I’m also going to add these because they all stood out one way or another:
- The Secret Chord by Geraldine Brooks: A book for fans, thinkers and lovers of beautiful writing, The Secret Chord is one of the best books I’ve read this year. Brooks’ David startled, disappointed, surprised, challenged and saddened me – what more could I ask for in a character?
- The Japanese Lover by Isabel Allende: Reading this book was like unwrapping a gift, layer after layer of decorative paper to the finest tissue, to find the story’s heart inside.
- The Lake House by Kate Morton: There’s something incredibly romantic about big old houses, once-beautiful but now tangled old gardens, yellowing letters, haunting secrets, ghostly apparitions … they put me in a reader’s swoon every time.
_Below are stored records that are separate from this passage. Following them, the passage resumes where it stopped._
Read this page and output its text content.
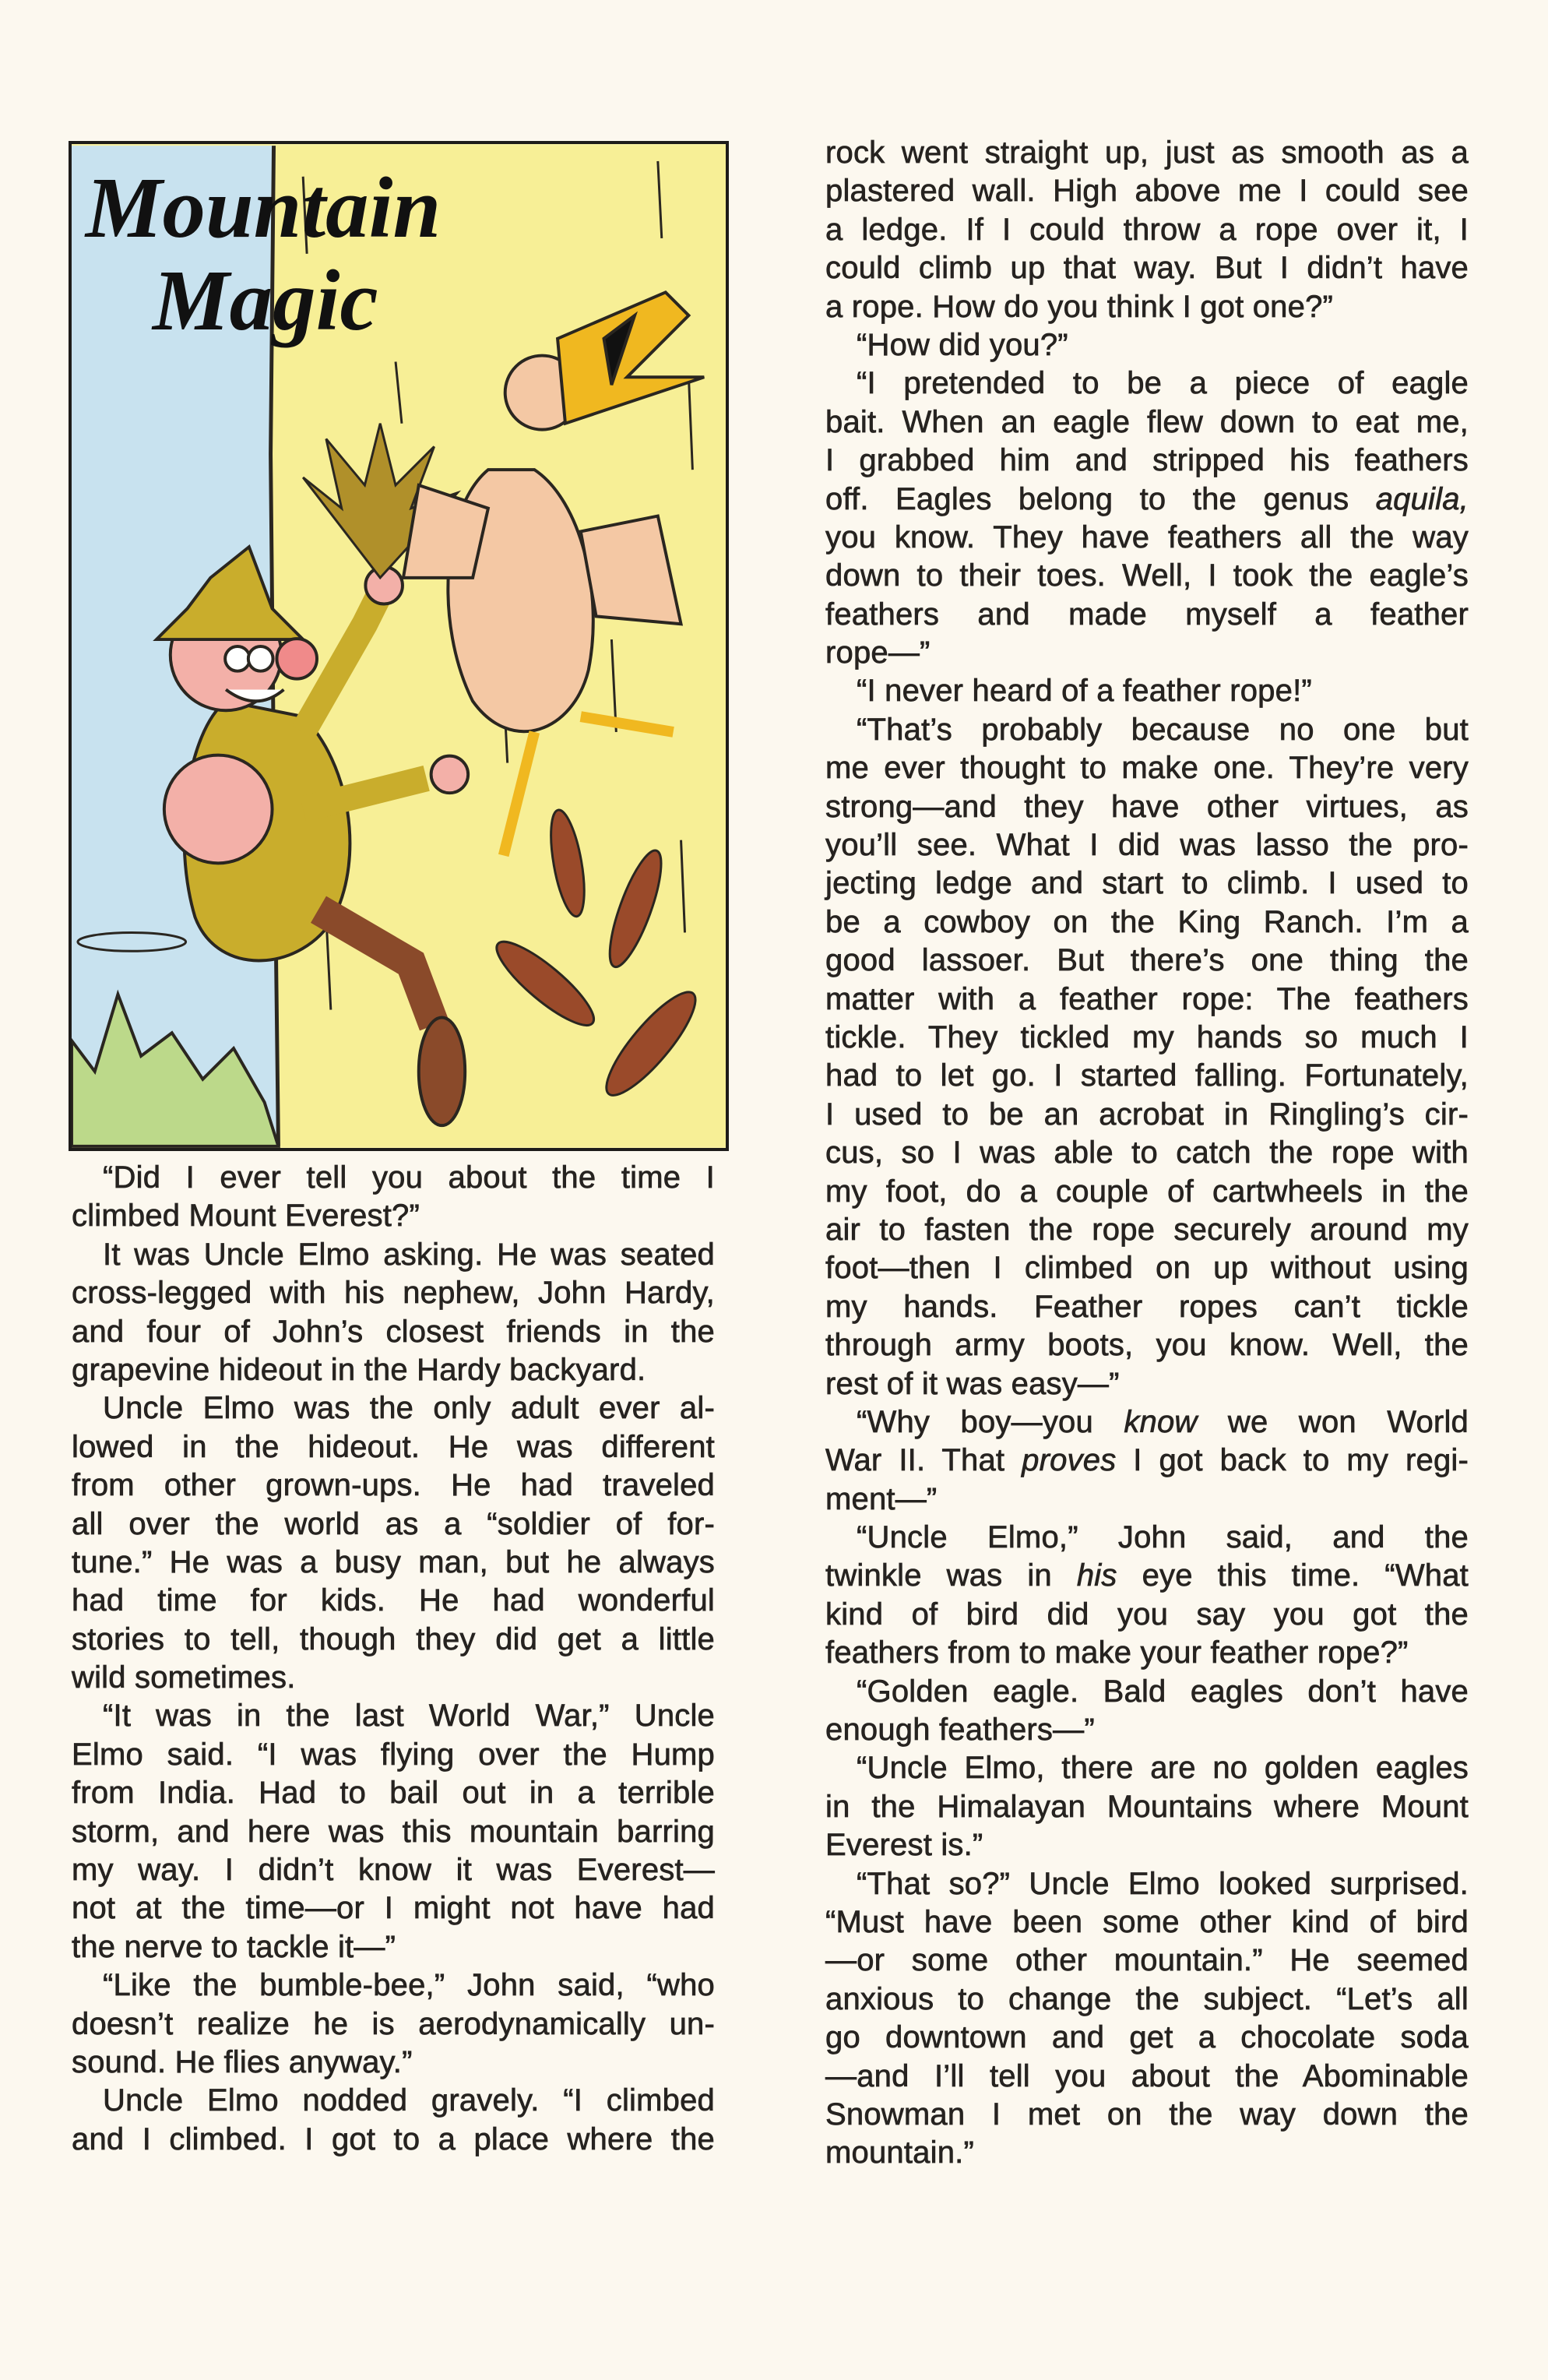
Mountain
Magic
“Did I ever tell you about the time I
climbed Mount Everest?”
It was Uncle Elmo asking. He was seated
cross-legged with his nephew, John Hardy,
and four of John’s closest friends in the
grapevine hideout in the Hardy backyard.
Uncle Elmo was the only adult ever al-
lowed in the hideout. He was different
from other grown-ups. He had traveled
all over the world as a “soldier of for-
tune.” He was a busy man, but he always
had time for kids. He had wonderful
stories to tell, though they did get a little
wild sometimes.
“It was in the last World War,” Uncle
Elmo said. “I was flying over the Hump
from India. Had to bail out in a terrible
storm, and here was this mountain barring
my way. I didn’t know it was Everest—
not at the time—or I might not have had
the nerve to tackle it—”
“Like the bumble-bee,” John said, “who
doesn’t realize he is aerodynamically un-
sound. He flies anyway.”
Uncle Elmo nodded gravely. “I climbed
and I climbed. I got to a place where the
rock went straight up, just as smooth as a
plastered wall. High above me I could see
a ledge. If I could throw a rope over it, I
could climb up that way. But I didn’t have
a rope. How do you think I got one?”
“How did you?”
“I pretended to be a piece of eagle
bait. When an eagle flew down to eat me,
I grabbed him and stripped his feathers
off. Eagles belong to the genus aquila,
you know. They have feathers all the way
down to their toes. Well, I took the eagle’s
feathers and made myself a feather
rope—”
“I never heard of a feather rope!”
“That’s probably because no one but
me ever thought to make one. They’re very
strong—and they have other virtues, as
you’ll see. What I did was lasso the pro-
jecting ledge and start to climb. I used to
be a cowboy on the King Ranch. I’m a
good lassoer. But there’s one thing the
matter with a feather rope: The feathers
tickle. They tickled my hands so much I
had to let go. I started falling. Fortunately,
I used to be an acrobat in Ringling’s cir-
cus, so I was able to catch the rope with
my foot, do a couple of cartwheels in the
air to fasten the rope securely around my
foot—then I climbed on up without using
my hands. Feather ropes can’t tickle
through army boots, you know. Well, the
rest of it was easy—”
“Why boy—you know we won World
War II. That proves I got back to my regi-
ment—”
“Uncle Elmo,” John said, and the
twinkle was in his eye this time. “What
kind of bird did you say you got the
feathers from to make your feather rope?”
“Golden eagle. Bald eagles don’t have
enough feathers—”
“Uncle Elmo, there are no golden eagles
in the Himalayan Mountains where Mount
Everest is.”
“That so?” Uncle Elmo looked surprised.
“Must have been some other kind of bird
—or some other mountain.” He seemed
anxious to change the subject. “Let’s all
go downtown and get a chocolate soda
—and I’ll tell you about the Abominable
Snowman I met on the way down the
mountain.”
- The Beast’s Garden by Kate Forsyth: A wrenching tale of love, courage and standing up for what’s right, The Beast’s Garden had me in tears a number of times.
- Six Degrees by Honey Brown: I read this book in one sitting, completely drawn in by Brown’s honest storytelling, interesting and believable characters, and her insight into what is one of the fundamental aspects of the human experience.
- Love at First Flight by Tess Woods: I enjoy books that make me think, books that turn stereotypes upside down … and that’s exactly what Love at First Flight did. I’m keen to see what Woods comes up with next.
- The Soldier’s Wife by Pamela Hart: Set in Sydney during World War I, The Soldier’s Wife brings to life a love story threatened by war and uncertainty, but driven by hope, passion and perseverance.
Joan London’s The Golden Age, Michael Robothom’s Close Your Eyes, Hester and Harriet by Hilary Spiers, The Words in my Hand by Guinevere Glasfurd, Julian Leatherdale’s Palace of Tears, Naked by Eliza Redgold, Undermajordomo Minor by Patrick de Witt and Fredrik Backman’s My Grandmother Sends Her Regards and Apologises were also in my ‘loved’ them pile.
Of my total reviewed books, sixty of them count towards the Australian Women Writers Challenge 2015, though I haven’t been as faithful as usual in recording them on the challenge website.